While the festive season commences right from Christmas last night and lasts up to the Ash Wednesday in some regions, other countries treat the three days leading to the Ash Wednesday as Mardi Gras. In some parts of the US, social celebrations start right from Thanksgiving through New Year’s Eve and continuing up to the Ash Wednesday.
Though Mardi Gras is not a full-fledged festival in the US, traditional French and European families celebrate the festival with enthusiasm and spirit. New Orleans has exceptional celebrations of the festival as its history is very much associated with an episode of historic significance. Mardi Gras was brought to the US by the Le Moyne Brothers, during the late 17th century. The state of New Orleans was established by Le Moyne Sieur de Bienville in 1718 and from the 1730s, Mardi Gras became a popular festival, where it was celebrated openly throughout the state.

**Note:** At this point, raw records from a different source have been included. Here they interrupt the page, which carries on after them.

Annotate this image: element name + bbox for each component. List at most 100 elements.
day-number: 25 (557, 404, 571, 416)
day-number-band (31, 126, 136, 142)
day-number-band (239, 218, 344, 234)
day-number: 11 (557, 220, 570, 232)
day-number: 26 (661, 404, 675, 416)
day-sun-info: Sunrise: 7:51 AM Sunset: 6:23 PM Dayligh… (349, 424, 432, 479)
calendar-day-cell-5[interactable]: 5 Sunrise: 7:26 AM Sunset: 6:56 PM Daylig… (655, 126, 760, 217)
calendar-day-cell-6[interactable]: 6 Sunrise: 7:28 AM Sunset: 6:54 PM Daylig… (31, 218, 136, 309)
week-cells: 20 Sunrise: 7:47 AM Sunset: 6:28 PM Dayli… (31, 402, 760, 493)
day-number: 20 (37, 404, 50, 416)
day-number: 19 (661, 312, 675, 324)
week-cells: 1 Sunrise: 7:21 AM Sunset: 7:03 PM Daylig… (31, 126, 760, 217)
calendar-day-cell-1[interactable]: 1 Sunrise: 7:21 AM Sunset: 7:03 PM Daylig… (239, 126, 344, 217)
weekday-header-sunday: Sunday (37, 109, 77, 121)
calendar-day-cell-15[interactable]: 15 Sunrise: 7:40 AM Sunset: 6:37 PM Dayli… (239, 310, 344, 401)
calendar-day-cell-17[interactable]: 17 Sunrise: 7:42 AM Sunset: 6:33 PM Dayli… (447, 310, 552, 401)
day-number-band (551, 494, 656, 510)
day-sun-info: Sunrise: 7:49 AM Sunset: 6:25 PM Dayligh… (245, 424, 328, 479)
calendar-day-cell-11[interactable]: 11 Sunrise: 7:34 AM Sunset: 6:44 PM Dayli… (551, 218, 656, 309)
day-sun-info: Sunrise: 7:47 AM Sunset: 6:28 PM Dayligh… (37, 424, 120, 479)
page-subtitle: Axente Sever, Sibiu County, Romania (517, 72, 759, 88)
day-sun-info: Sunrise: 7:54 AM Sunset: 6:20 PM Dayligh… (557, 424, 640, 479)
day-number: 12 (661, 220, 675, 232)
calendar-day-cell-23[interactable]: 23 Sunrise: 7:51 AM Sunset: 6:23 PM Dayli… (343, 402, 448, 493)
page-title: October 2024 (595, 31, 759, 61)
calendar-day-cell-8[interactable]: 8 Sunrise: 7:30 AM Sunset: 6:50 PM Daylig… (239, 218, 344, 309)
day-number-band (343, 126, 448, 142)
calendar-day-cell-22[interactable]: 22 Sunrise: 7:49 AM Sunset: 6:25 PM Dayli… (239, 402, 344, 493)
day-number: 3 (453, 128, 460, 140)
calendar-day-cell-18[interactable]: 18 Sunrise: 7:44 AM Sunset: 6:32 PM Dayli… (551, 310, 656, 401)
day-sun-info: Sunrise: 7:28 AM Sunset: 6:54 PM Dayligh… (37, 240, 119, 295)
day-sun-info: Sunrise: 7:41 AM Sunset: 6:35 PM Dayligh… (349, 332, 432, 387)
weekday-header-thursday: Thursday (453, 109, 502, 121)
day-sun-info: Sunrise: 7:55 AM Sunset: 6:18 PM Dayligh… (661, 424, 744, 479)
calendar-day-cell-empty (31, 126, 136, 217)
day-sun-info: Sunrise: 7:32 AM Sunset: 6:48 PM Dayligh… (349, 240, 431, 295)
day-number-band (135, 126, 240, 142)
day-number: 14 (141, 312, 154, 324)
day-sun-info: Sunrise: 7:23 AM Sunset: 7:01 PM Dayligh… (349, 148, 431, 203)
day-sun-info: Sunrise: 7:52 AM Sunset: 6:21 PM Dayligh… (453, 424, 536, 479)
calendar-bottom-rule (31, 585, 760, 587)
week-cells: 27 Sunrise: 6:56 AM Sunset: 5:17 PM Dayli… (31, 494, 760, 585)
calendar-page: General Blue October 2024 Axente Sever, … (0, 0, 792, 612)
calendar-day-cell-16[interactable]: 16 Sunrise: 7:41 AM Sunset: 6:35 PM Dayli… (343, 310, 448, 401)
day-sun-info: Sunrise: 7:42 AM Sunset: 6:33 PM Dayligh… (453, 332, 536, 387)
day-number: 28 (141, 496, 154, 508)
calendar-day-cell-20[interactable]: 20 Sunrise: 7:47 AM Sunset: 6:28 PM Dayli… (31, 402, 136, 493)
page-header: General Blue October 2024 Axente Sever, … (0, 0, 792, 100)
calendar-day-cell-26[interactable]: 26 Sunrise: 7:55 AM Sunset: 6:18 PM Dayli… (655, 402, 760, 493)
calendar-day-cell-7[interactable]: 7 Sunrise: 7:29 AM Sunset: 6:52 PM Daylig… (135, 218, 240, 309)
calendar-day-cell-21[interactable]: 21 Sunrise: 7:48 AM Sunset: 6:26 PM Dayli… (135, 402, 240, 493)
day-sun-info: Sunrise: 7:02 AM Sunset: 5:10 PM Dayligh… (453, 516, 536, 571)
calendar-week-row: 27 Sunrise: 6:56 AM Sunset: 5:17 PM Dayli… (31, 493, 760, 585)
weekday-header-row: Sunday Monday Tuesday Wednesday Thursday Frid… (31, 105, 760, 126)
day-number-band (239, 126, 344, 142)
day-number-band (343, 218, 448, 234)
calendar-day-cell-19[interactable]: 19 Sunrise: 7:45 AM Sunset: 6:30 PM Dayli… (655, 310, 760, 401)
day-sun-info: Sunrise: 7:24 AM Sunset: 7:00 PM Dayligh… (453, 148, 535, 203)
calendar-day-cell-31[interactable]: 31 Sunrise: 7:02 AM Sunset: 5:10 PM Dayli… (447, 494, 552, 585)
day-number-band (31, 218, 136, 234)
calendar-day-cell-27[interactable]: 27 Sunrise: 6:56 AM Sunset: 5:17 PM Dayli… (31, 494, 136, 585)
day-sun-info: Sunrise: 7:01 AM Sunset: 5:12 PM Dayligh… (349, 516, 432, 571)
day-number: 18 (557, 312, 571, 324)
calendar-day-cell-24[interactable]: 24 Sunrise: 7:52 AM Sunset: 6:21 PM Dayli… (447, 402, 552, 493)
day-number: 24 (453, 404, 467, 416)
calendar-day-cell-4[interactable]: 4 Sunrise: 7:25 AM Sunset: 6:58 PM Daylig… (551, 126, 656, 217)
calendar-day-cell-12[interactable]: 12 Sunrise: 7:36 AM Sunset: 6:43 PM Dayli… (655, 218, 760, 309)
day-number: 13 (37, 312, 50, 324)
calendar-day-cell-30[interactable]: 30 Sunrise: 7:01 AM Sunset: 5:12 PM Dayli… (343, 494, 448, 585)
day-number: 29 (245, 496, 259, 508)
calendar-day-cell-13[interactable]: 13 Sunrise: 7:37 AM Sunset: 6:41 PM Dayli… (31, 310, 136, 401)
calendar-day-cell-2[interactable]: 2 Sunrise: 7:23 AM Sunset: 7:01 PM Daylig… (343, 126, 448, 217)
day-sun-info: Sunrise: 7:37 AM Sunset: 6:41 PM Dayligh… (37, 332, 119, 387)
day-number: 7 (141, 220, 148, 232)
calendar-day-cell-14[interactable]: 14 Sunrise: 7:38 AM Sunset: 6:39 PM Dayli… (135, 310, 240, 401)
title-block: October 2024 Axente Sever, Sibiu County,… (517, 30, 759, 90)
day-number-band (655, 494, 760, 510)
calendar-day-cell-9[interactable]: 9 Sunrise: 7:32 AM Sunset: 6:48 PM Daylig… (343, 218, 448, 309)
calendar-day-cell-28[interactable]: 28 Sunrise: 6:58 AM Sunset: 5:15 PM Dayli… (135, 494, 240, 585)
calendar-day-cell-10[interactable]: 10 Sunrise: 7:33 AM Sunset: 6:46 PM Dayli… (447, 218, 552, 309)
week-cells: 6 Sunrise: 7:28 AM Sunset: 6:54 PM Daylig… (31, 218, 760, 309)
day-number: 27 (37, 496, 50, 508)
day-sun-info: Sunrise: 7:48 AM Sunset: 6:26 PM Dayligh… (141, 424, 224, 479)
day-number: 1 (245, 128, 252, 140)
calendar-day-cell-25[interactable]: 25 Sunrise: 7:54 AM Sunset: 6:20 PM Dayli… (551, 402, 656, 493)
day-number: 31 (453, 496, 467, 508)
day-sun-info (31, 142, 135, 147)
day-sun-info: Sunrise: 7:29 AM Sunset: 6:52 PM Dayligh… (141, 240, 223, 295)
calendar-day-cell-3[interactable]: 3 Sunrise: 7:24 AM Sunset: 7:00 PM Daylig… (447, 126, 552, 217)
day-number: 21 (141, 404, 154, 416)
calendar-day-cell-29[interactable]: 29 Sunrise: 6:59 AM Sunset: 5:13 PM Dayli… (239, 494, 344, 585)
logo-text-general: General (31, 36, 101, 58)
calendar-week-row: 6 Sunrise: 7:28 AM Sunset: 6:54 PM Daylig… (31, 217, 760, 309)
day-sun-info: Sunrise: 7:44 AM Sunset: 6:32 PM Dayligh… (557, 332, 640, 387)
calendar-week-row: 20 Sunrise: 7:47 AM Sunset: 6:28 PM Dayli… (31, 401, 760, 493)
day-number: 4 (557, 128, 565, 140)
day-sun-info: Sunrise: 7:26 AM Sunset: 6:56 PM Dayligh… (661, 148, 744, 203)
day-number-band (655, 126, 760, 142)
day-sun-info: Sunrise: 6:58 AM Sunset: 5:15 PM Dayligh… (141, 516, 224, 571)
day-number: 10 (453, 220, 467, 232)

One of the major differences was that there were no parades at that time but there were balls, which ended up being the forerunner for today’s Mardi Gras balls in the state today.
It was not until 1781 that the carnivals and processions of Mardi Gras were introduced and gradually in the 1930s, street processions by masked performers, horseback riders and carriages entered to celebrate Mardi Gras. Further adding to the ritual, newspapers started announcing events and celebrations for Mardi Gras and even came up with carnival editions.
If you are in New Orleans, you need to ensure you take part in the festivities as the people over there call it the greatest free show on earth! You don’t need to buy tickets to be part of the festivities. Starting from January, parades will commence but according to the usual practice, the extended weekend from the 9th of February to the 13th of February is the best time to witness the Mardi Gras festival. Some of the most famous parades like Bacchus, Endymion, Rex, Zulu and other celebrations happen during this time. There are also online schedules of parades you can check out and know when to reach where to experience the occasion.
The event is vibrant, colourful, vibrant and one of the most rejuvenating public gatherings you will ever come across in your life. So make sure you attend the event if you are in the US anytime on the occasion. Good times are guaranteed!